Ein Gastbeitrag von Helmut Becker

Führerschein mit 18, dann das erste Auto: Für viele ist das gleichbedeutend mit Freiheit und Unabhängigkeit. Aber das war einmal, Wertewandel und demografischer Faktor machen der Autoindustrie zu schaffen. Eine existenzielle Frage stellt sich.

Helmut Becker schreibt als anerkannter Autoexperte und Volkswirt für teleboerse.de und n-tv.de eine monatliche Kolumne rund um den Automarkt.
Helmut Becker schreibt als anerkannter Autoexperte und Volkswirt für teleboerse.de und n-tv.de eine monatliche Kolumne rund um den Automarkt.

"Autobauern sterben die jungen Käufer weg." Zu diesem Schluss kam kürzlich Ferdinand Dudenhöfer, Leiter des renommierten Center Automotive Research (CAR) an der Universität Duisburg-Essen, als Ergebnis einer Studie über die Zukunft des Automobils.
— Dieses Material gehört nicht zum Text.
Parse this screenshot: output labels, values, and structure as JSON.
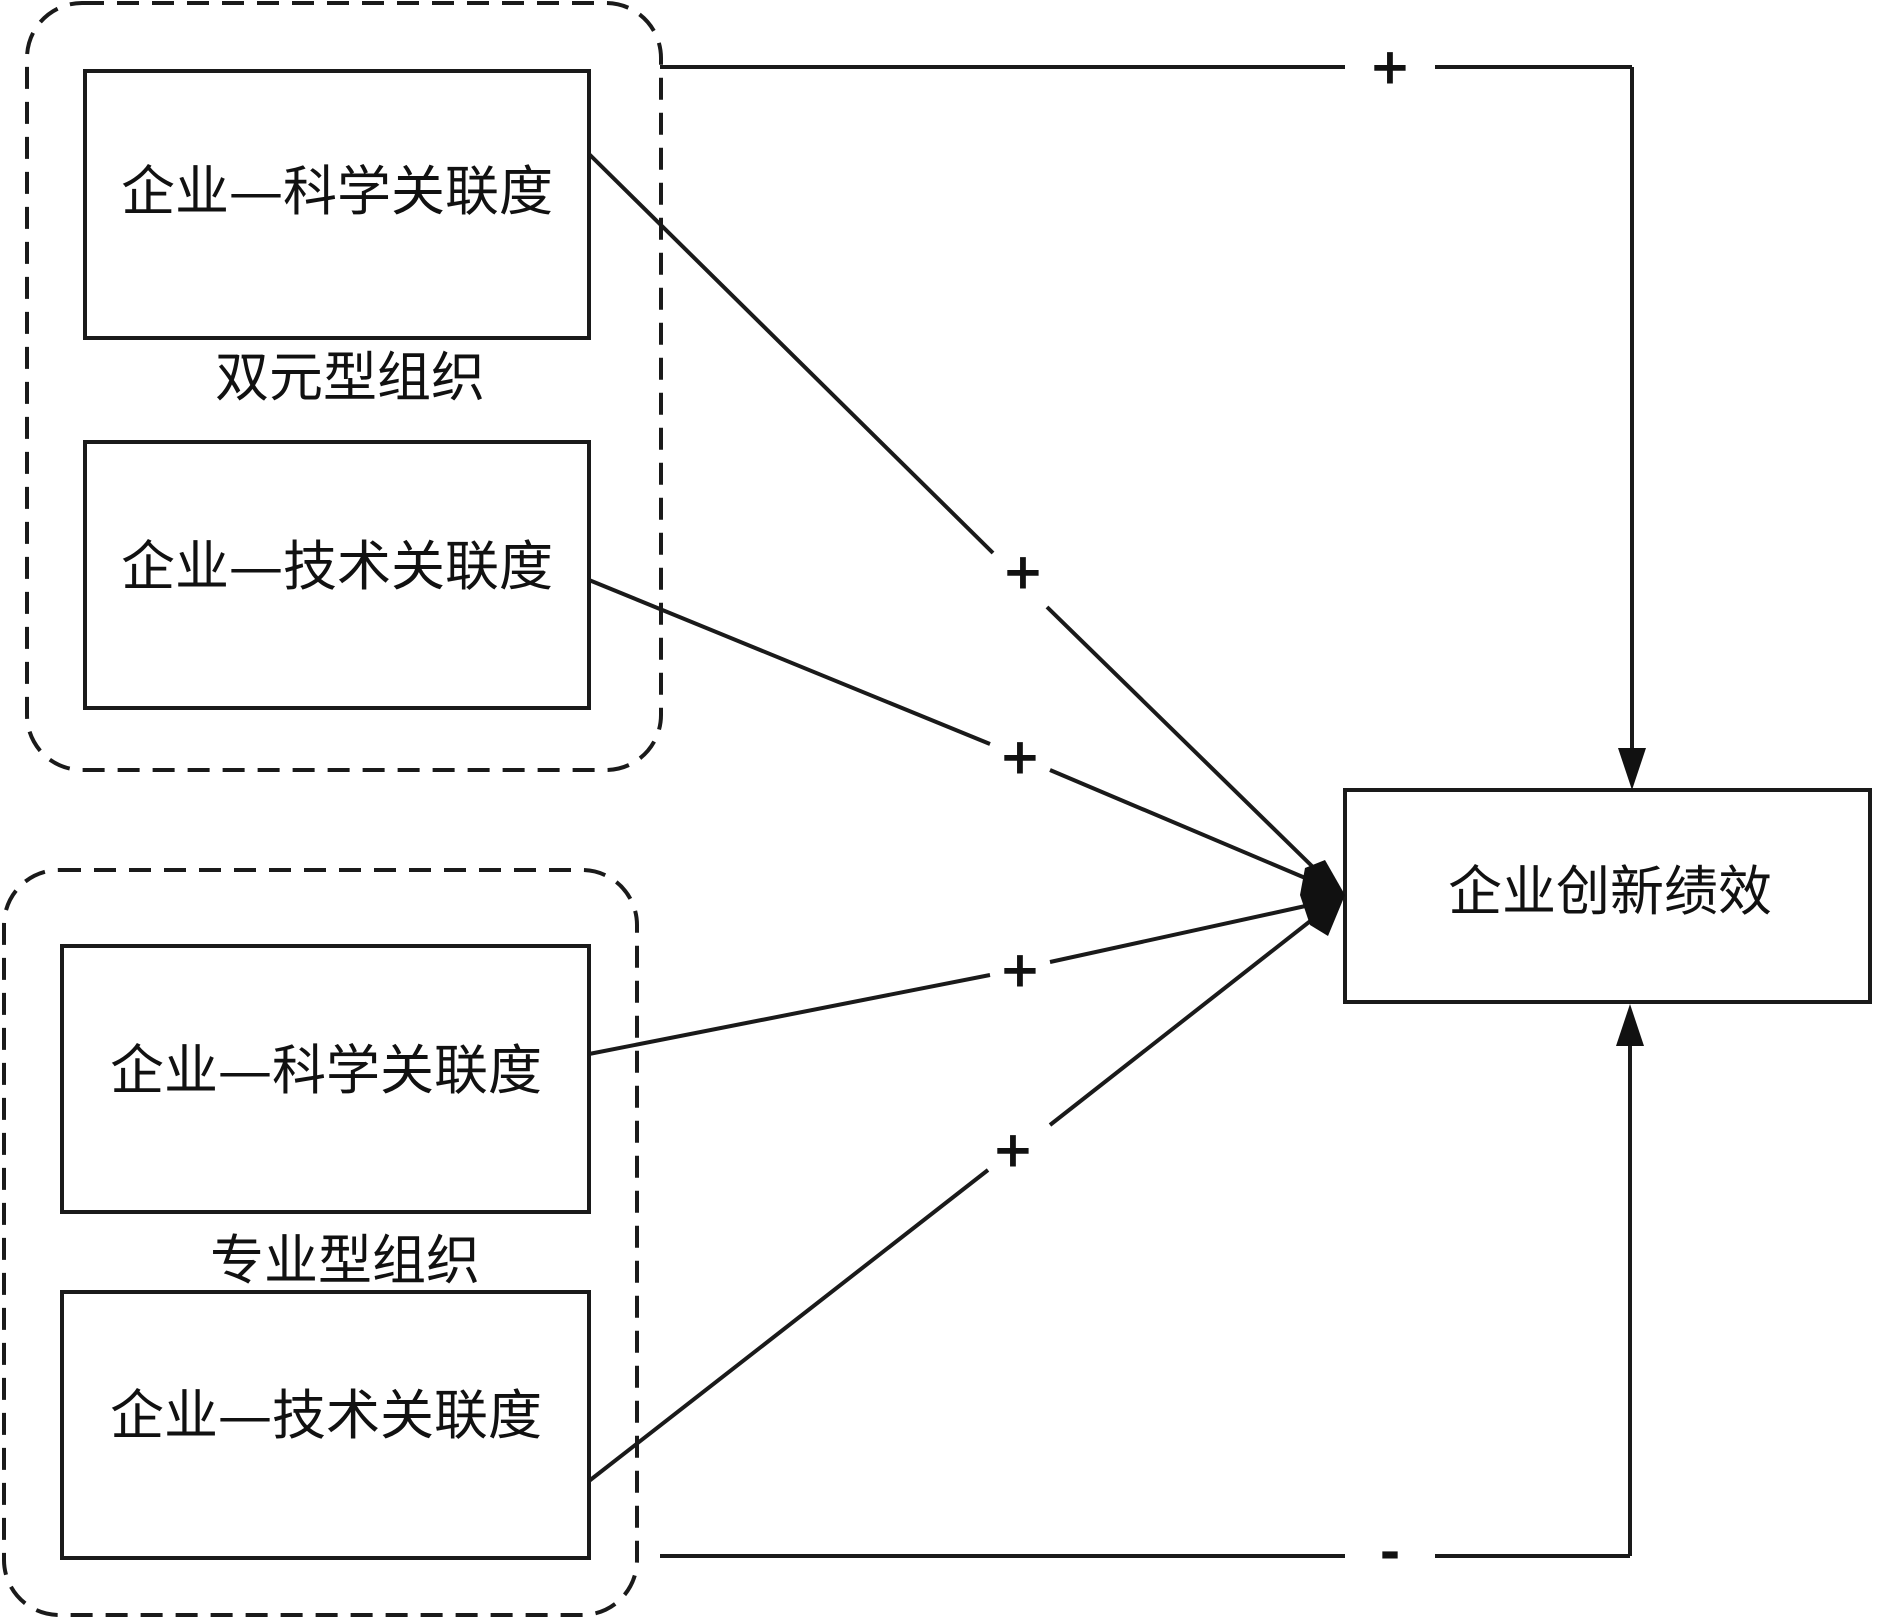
{
  "dual_group": {
    "label": "双元型组织",
    "science_box": "企业—科学关联度",
    "tech_box": "企业—技术关联度",
    "group_sign": "+"
  },
  "specialized_group": {
    "label": "专业型组织",
    "science_box": "企业—科学关联度",
    "tech_box": "企业—技术关联度",
    "group_sign": "-"
  },
  "target_box": "企业创新绩效",
  "edge_signs": {
    "dual_science": "+",
    "dual_tech": "+",
    "specialized_science": "+",
    "specialized_tech": "+"
  },
  "colors": {
    "stroke": "#1a1a1a",
    "background": "#ffffff"
  }
}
Ganz abgesehen davon, dass ein solches Ergebnis weder den Automobilherstellern selber geschweige denn den jugendlichen Kunden zu wünschen wäre, verursachen solche Aussagen in der Branche Betroffenheit. Dazu passen auch noch Meldungen aus anderen Untersuchungen, wonach klassische Autohäuser mangels Kundschaft reihenweise schließen müssen.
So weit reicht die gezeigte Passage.